In a radio interview, Lacson said unveiling the political figures on the list would give them a chance to take a backseat and lie low, which would give authorities a more difficult time in their surveillance and process of building up cases.
"Ang mas masama, maalarma ang mismong nasa lista at kung totoo involved sa droga, alangang magpapatuloy yan, mag-iingat yan. So mas mahirapan ang kapulisan at PDEA na surveillance yan kasi conscious siya minamanmanan pala siya dahil may intel report kung siya talagang involved (What's worse is, those on the list, especially with real drug links, would stop for a while and be more careful. So the police and PDEA [Philippine Drug Enforcement Agency] would have a difficult time in the surveillance because those [narco-politicians] would be more conscious that they are being monitored since there is an intel report that they are involved)," he said.
Lacson noted that if the police kept the information to themselves, they could build up a case, gather evidence and witnesses, and file the appropriate charges in court.
He also warned against the release of the narco-list, especially if not validated, as it would be a means to shame these officials, and could eventually serve as death warrants for them.
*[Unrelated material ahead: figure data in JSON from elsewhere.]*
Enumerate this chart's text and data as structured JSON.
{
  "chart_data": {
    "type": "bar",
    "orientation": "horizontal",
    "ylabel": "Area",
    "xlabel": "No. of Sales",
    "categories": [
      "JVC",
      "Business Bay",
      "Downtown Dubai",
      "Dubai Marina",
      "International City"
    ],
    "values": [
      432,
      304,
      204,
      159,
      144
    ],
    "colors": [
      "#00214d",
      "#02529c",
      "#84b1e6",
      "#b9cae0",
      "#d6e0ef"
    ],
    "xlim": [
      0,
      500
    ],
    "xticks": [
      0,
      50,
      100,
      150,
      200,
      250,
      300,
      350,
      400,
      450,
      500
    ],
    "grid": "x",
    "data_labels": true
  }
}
"Pangalawa hihiyain mo yan. Pangatlo pwedeng mapatay yan ng kung sinong eager beaver na gusto magmagaling. Halimbawa mali pala, nangyari yan in the past, si Governor Espino napangalanan. Tapos binawi, paano ang iba na di involved na hindi nabawi? (Secondly, you are shaming them. Thirdly, they could be killed by some eager beaver who wants to set things right. For example, like what happened in the past, Governor Espino was wrongly named. That was already retracted, but what about those who were wrongfully included in the list but were never corrected?)" Lacson said.
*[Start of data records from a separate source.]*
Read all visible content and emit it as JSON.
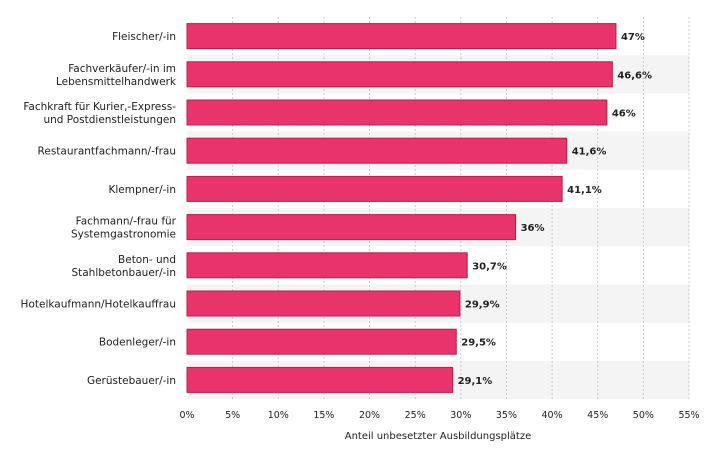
{
  "chart_data": {
    "type": "bar",
    "orientation": "horizontal",
    "categories": [
      [
        "Fleischer/-in"
      ],
      [
        "Fachverkäufer/-in im",
        "Lebensmittelhandwerk"
      ],
      [
        "Fachkraft für Kurier,-Express-",
        "und Postdienstleistungen"
      ],
      [
        "Restaurantfachmann/-frau"
      ],
      [
        "Klempner/-in"
      ],
      [
        "Fachmann/-frau für",
        "Systemgastronomie"
      ],
      [
        "Beton- und",
        "Stahlbetonbauer/-in"
      ],
      [
        "Hotelkaufmann/Hotelkauffrau"
      ],
      [
        "Bodenleger/-in"
      ],
      [
        "Gerüstebauer/-in"
      ]
    ],
    "values": [
      47,
      46.6,
      46,
      41.6,
      41.1,
      36,
      30.7,
      29.9,
      29.5,
      29.1
    ],
    "value_labels": [
      "47%",
      "46,6%",
      "46%",
      "41,6%",
      "41,1%",
      "36%",
      "30,7%",
      "29,9%",
      "29,5%",
      "29,1%"
    ],
    "xlim": [
      0,
      55
    ],
    "x_ticks": [
      0,
      5,
      10,
      15,
      20,
      25,
      30,
      35,
      40,
      45,
      50,
      55
    ],
    "x_tick_labels": [
      "0%",
      "5%",
      "10%",
      "15%",
      "20%",
      "25%",
      "30%",
      "35%",
      "40%",
      "45%",
      "50%",
      "55%"
    ],
    "xlabel": "Anteil unbesetzter Ausbildungsplätze",
    "ylabel": "",
    "title": "",
    "grid": true,
    "legend": false,
    "colors": {
      "bar": "#e8336b",
      "bar_stroke": "#b81f4c",
      "band": "#f4f4f4",
      "grid": "#cccccc"
    }
  }
}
He also stressed that wiretapped information from foreign sources linking Filipinos to crimes, such as illegal drugs, is a violation of Philippine law and the State's policy to protect its citizens.
He contested Justice Secretary Menardo Guevarra's reported pronouncement that if the wiretapped conversation came from a country where wiretapping is not illegal, it "may be passed on to the Philippine government and considered admissible in Philippine courts."
"Mr. Secretary, possession of wiretapped material is also an offense," Lacson said in a post on his Twitter account.
Under Republic Act 4200 or the anti-wiretapping law, it is unlawful for any person not authorized by all the parties to any private communication or spoken word to secretly record such communication.
Section 2 of the law adds it is also unlawful "to knowingly possess" records or copies of any communication or spoken word secured via wiretapping.